Diseñadores de estilos y discursos muy dispares se han puesto de acuerdo para resucitar uno de las accesorios más simbólicos (y difíciles) que existen. ¿Por qué el contexto actual pide a gritos la vuelta del pasamontañas?

A Raf Simons le obsesionan, entre otras cosas, los pasamontañas. Su fijación por las subculturas juveniles le ha llevado a usarlos en varias ocasiones, con especial hincapié en aquel desfile de 2002 inspirado en las protestas pasadas (y las que vendrán) donde los combinaba con antorchas y al que tituló, nada menos «¡Ay de los que escupen a la generación del miedo, el viento la hará retroceder!». Mucho después, en 2018, durante su breve etapa como director artístico de Calvin Klein repitió operación, esta vez los hizo de ganchillo para hablar de los oficios textiles tradicionales en América y, de paso, simbolizar la violencia y el miedo que forman parte de la idiosincrasia oculta de un país entonces gobernado por Donald Trump. Ahora acaba de volverlas a lanzar, desde su marca homónima, y también con factura artesanal.

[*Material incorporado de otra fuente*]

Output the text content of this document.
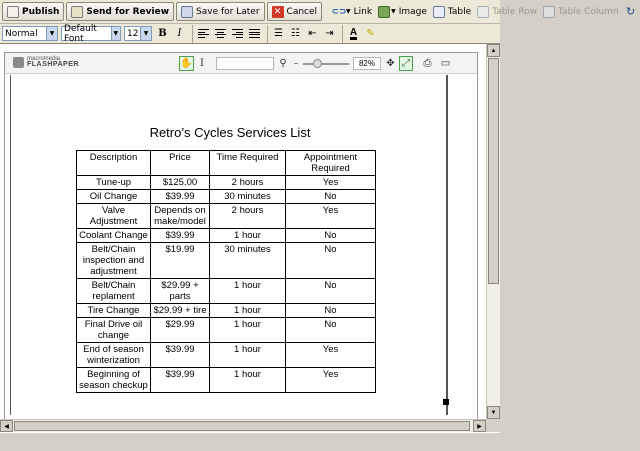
Publish	Send for Review	Save for Later ✕ Cancel ⊂⊃ ▼ Link	▼ Image Table Table Row Table Column ↻
Normal	▼ Default Font	▼ 12 ▼ B	I	☰ ☷ ⇤ ⇥ A ✎
▲
▼
macromedia
FLASHPAPER	✋ I	⚲ −	82%	✥ ⤢	⎙ ▭
Retro’s Cycles Services List
Description	Price	Time Required	Appointment Required
Tune-up	$125.00	2 hours	Yes
Oil Change	$39.99	30 minutes	No
Valve Adjustment	Depends on make/model	2 hours	Yes
Coolant Change	$39.99	1 hour	No
Belt/Chain inspection and adjustment	$19.99	30 minutes	No
Belt/Chain replament	$29.99 + parts	1 hour	No
Tire Change	$29.99 + tire	1 hour	No
Final Drive oil change	$29.99	1 hour	No
End of season winterization	$39.99	1 hour	Yes
Beginning of season checkup	$39.99	1 hour	Yes
◀	▶
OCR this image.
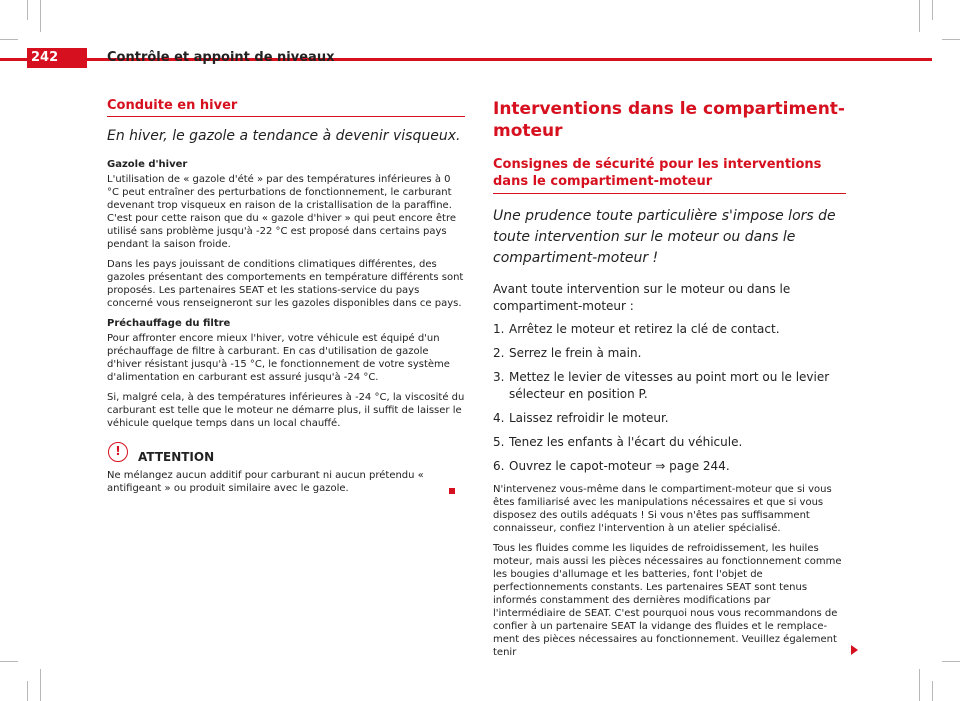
242	Contrôle et appoint de niveaux
Conduite en hiver

En hiver, le gazole a tendance à devenir visqueux.

Gazole d'hiver

L'utilisation de « gazole d'été » par des températures inférieures à 0 °C peut entraîner des perturbations de fonctionnement, le carburant devenant trop visqueux en raison de la cristallisation de la paraffine. C'est pour cette raison que du « gazole d'hiver » qui peut encore être utilisé sans problème jusqu'à -22 °C est proposé dans certains pays pendant la saison froide.

Dans les pays jouissant de conditions climatiques différentes, des gazoles présentant des comportements en température différents sont proposés. Les partenaires SEAT et les stations-service du pays concerné vous renseigneront sur les gazoles disponibles dans ce pays.

Préchauffage du filtre

Pour affronter encore mieux l'hiver, votre véhicule est équipé d'un préchauffage de filtre à carburant. En cas d'utilisation de gazole d'hiver résistant jusqu'à -15 °C, le fonctionnement de votre système d'alimentation en carburant est assuré jusqu'à -24 °C.

Si, malgré cela, à des températures inférieures à -24 °C, la viscosité du carburant est telle que le moteur ne démarre plus, il suffit de laisser le véhicule quelque temps dans un local chauffé.

!	ATTENTION
Ne mélangez aucun additif pour carburant ni aucun prétendu « antifigeant » ou produit similaire avec le gazole.
Interventions dans le compartiment-moteur
Consignes de sécurité pour les interventions dans le compartiment-moteur

Une prudence toute particulière s'impose lors de toute intervention sur le moteur ou dans le compartiment-moteur !

Avant toute intervention sur le moteur ou dans le compartiment-moteur :

1. Arrêtez le moteur et retirez la clé de contact.
2. Serrez le frein à main.
3. Mettez le levier de vitesses au point mort ou le levier sélecteur en position P.
4. Laissez refroidir le moteur.
5. Tenez les enfants à l'écart du véhicule.
6. Ouvrez le capot-moteur ⇒ page 244.

N'intervenez vous-même dans le compartiment-moteur que si vous êtes familiarisé avec les manipulations nécessaires et que si vous disposez des outils adéquats ! Si vous n'êtes pas suffisamment connaisseur, confiez l'intervention à un atelier spécialisé.

Tous les fluides comme les liquides de refroidissement, les huiles moteur, mais aussi les pièces nécessaires au fonctionnement comme les bougies d'allumage et les batteries, font l'objet de perfectionnements constants. Les partenaires SEAT sont tenus informés constamment des dernières modifications par l'intermédiaire de SEAT. C'est pourquoi nous vous recommandons de confier à un partenaire SEAT la vidange des fluides et le remplacement des pièces nécessaires au fonctionnement. Veuillez également tenir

Aunque se trata de una pieza muy recurrente en pasarelas pasadas y recientes, 2018 fue, en términos de moda, el año de la guerra. Los verdugos proliferaban en las colecciones, de Gucci a Richard Malone, de Zegna a la todopoderosa Nike. En aquel momento se hablaba, de forma visual y muy implícita, del miedo a un mundo en conflicto, del ansia de protección o, simplemente, de la necesidad de rebeldía. Normalmente las modas vuelven con un margen más o menos de 20 años, pero solo se han necesitado dos para que el pasamontañas vuelva a nuestras vidas (o a las pasarelas). Las razones son obvias: la incertidumbre ante el futuro y las protestas del último año han recuperado ese elemento que sirve para pasar desapercibido y, a la vez, para llamar la atención sobre el resto.

Beyoncé, como Simons, es otra de esas figuras que lo introdujo en su uniforme hace tres años, cuando realizó su gira On The Run II (de aquellas lo firmaba Gucci) y lo ha rescatado del olvido justo ahora, en versión chandalera, para su colección de ropa junto a Adidas, Ivy Park. Junto a ellos, Marine Serre, la diseñadora que convirtió la mascarilla en accesorio de moda antes que nadie y cuyo discurso suele dar vueltas en torno a la ropa de protección; con monos, pantallas, guantes y obviamente, pasamontañas. Hasta Hedi Slimane, más del indie que de la guerrilla, las ha includo en su reciente colección másculina para Celine, eso sí, pasadas por el filtro rockero-medieval, es decir, más parecidas a la cota de malla que se podría llevar a un festival que al accesorio que se usa en una revuelta.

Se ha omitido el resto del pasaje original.